Video: Heat Stroke in Babies – Causes, Signs & How to Treat Them
What Is Heat Stroke?
A human body has a regulated internal temperature, this keeps the blood flowing, organs healthy, and helps keep you fit. Your baby’s body is still growing, but it still has an automated system to keep the temperature in check and a system for cooling down. When this system is compromised, your baby is at risk of an unregulated rise in body temperature. This can be extremely dangerous and potentially fatal. When your baby’s body begins to overheat beyond control and doesn’t cool down, it is known as a heat stroke.
Causes of Heat Stroke in Infants
A key aspect of fighting a heat stroke is to understand its causes. Here are a few of them:
- Extremely high external temperature
- Stuffy or suffocating clothing
- Lack of oxygen in hot environments.
It is recommended that you consult a doctor if your baby happens to have a heat stroke or if you want to learn more about heat strokes in babies. Nonetheless, prior knowledge will help you gain better clarity on the condition. Read on for some signs and symptoms that can help you identify a heat stroke and seek prompt medical attention.
Signs and Symptoms of Heat Stroke
Beyond understanding the causes of a heat stroke, it is also extremely important to understand how to identify if your baby is having a heat stroke. Here are some of the symptoms of baby overheating:
- A fever that is above 103 degrees Fahrenheit in which your baby does not sweat is one of the signs of a heat stroke. In Celsius, this temperature would be above 39 degrees.
- If your baby is extremely tired or fatigued for long periods of time in the summer months or after spending time in a hot room, she could be having a heatstroke.
- If you suspect your child of having a heat stroke, ensure you check her pulse for one minute. If it is rapid, it could be a sign of a heat stroke.
- It could a heat stroke if your child has skin that is burning hot and is red and dry.
- Dizziness or disorientation are signs of a heat stroke, especially in hotter temperatures.

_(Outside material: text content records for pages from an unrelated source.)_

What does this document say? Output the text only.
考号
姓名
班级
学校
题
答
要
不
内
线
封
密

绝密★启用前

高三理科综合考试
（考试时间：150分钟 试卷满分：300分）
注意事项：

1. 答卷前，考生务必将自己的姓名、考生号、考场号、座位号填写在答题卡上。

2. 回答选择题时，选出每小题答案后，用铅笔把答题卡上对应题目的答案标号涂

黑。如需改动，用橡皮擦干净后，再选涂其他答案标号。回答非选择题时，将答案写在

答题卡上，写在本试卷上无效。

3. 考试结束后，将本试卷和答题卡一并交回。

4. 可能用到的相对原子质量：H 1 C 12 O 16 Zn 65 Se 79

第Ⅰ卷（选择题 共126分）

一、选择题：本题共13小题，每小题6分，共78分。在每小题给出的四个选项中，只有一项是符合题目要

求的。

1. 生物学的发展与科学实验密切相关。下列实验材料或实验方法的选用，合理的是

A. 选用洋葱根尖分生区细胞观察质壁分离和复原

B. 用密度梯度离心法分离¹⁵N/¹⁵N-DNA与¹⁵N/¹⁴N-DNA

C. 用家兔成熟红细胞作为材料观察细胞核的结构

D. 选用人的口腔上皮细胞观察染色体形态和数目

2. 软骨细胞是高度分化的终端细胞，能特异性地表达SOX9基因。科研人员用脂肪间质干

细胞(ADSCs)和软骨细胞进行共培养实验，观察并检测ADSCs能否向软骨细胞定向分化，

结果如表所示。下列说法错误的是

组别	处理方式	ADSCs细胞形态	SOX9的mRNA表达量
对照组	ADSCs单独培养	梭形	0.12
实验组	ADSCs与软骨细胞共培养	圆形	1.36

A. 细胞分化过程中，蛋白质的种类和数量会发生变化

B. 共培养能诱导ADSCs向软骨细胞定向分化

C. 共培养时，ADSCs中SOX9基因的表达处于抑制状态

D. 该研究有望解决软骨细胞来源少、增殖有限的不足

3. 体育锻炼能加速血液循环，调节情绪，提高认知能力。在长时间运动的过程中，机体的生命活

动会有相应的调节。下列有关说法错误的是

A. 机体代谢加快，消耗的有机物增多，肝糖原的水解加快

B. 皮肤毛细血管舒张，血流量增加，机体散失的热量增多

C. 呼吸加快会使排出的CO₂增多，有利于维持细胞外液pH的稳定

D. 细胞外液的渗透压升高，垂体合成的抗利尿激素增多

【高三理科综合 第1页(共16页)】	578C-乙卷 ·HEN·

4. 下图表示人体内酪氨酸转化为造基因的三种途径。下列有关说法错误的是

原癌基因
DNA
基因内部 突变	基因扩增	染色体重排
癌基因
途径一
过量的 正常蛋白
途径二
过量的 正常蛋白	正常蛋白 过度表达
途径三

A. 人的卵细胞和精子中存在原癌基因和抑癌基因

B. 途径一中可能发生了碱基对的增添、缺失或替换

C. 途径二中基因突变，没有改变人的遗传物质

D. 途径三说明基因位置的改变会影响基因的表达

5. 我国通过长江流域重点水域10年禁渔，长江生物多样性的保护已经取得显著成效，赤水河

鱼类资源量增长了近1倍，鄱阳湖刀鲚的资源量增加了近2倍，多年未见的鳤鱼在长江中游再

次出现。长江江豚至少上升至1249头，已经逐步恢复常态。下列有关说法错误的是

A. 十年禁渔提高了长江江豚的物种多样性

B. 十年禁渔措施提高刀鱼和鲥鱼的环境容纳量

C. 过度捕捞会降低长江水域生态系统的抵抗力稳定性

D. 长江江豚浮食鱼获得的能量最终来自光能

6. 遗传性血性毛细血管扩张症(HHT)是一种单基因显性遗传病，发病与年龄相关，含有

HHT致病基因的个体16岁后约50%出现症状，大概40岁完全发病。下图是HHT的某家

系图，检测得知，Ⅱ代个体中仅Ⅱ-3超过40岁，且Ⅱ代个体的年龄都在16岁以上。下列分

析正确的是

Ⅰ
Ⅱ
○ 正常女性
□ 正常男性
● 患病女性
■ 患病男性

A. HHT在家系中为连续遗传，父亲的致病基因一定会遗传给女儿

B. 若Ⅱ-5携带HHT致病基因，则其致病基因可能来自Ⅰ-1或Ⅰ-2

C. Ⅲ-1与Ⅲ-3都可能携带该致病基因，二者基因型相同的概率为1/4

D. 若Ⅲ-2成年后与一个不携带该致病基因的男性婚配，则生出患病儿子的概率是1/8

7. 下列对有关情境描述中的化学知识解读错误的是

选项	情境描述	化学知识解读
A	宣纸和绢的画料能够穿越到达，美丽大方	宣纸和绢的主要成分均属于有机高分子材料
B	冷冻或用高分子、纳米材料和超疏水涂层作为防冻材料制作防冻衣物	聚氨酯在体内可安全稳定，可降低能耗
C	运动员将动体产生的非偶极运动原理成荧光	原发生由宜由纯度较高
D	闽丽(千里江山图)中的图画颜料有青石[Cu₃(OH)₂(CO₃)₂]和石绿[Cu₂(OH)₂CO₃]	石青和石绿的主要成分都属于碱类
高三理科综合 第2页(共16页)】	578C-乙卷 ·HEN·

It is important to understand that other symptoms could manifest in the form of headaches, restlessness, vomiting or loss of consciousness. If these symptoms are relevant to your baby, please see a doctor immediately.

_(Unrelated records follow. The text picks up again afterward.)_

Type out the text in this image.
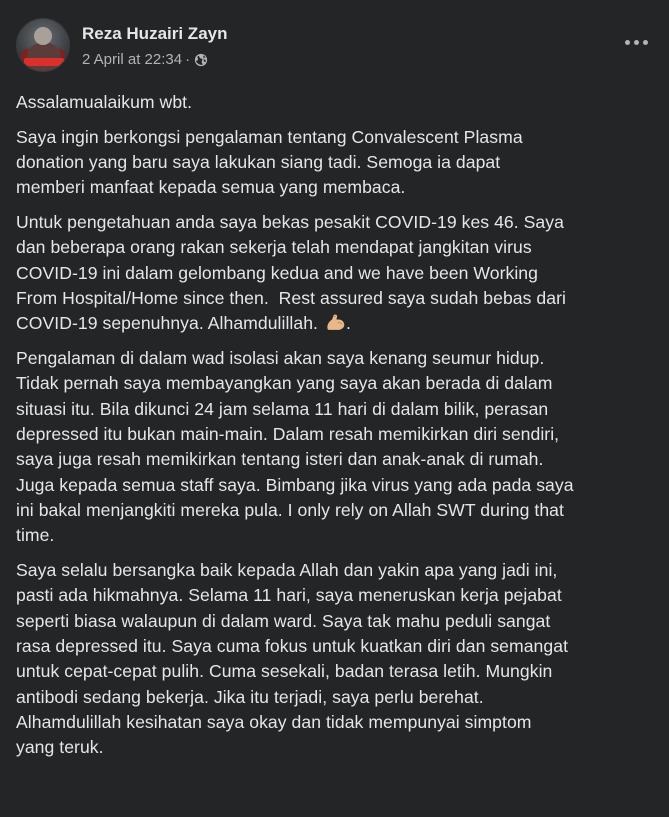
Reza Huzairi Zayn
2 April at 22:34 ·

Assalamualaikum wbt.

Saya ingin berkongsi pengalaman tentang Convalescent Plasma
donation yang baru saya lakukan siang tadi. Semoga ia dapat
memberi manfaat kepada semua yang membaca.

Untuk pengetahuan anda saya bekas pesakit COVID-19 kes 46. Saya
dan beberapa orang rakan sekerja telah mendapat jangkitan virus
COVID-19 ini dalam gelombang kedua and we have been Working
From Hospital/Home since then.  Rest assured saya sudah bebas dari
COVID-19 sepenuhnya. Alhamdulillah. .

Pengalaman di dalam wad isolasi akan saya kenang seumur hidup.
Tidak pernah saya membayangkan yang saya akan berada di dalam
situasi itu. Bila dikunci 24 jam selama 11 hari di dalam bilik, perasan
depressed itu bukan main-main. Dalam resah memikirkan diri sendiri,
saya juga resah memikirkan tentang isteri dan anak-anak di rumah.
Juga kepada semua staff saya. Bimbang jika virus yang ada pada saya
ini bakal menjangkiti mereka pula. I only rely on Allah SWT during that
time.

Saya selalu bersangka baik kepada Allah dan yakin apa yang jadi ini,
pasti ada hikmahnya. Selama 11 hari, saya meneruskan kerja pejabat
seperti biasa walaupun di dalam ward. Saya tak mahu peduli sangat
rasa depressed itu. Saya cuma fokus untuk kuatkan diri dan semangat
untuk cepat-cepat pulih. Cuma sesekali, badan terasa letih. Mungkin
antibodi sedang bekerja. Jika itu terjadi, saya perlu berehat.
Alhamdulillah kesihatan saya okay dan tidak mempunyai simptom
yang teruk.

Treatment for Heat Exhaustion
It is highly recommended that you call an ambulance and have your baby checked at the nearest hospital in case of a serious heatstroke. Here are a few things you can do for minor heat strokes:
- Dress your baby in loose clothing.
- Have your child lay under a fan or indoors in a room with air conditioning.
- Pat down your baby’s forehead and shoulders with a cold, wet cloth.
- Put the baby in an ice bath.
For further information regarding treating minor heat strokes, contact your primary care physician.
Prevention of Heat Stroke in Babies
It can be extremely difficult to predict heat exhaustion in babies. Here are a few ways to avoid them:
- Dress your baby in loose clothing.
- Keep the child indoors if it is especially hot outside.
- Keep the child hydrated.
- Ensure you expose your child to warmer or hotter weather gradually.
- Limit the time your baby spends outdoors during the peak of the afternoons.
- Sit with your child in a room with fans and air conditioning.
- Avoid spicy foods during the hotter periods of the year.
Heat strokes can be extremely dangerous if precautions aren’t taken. Talk to your doctor about the steps you need to take to avoid a heat stroke in your baby. Remember, prevention is the best cure.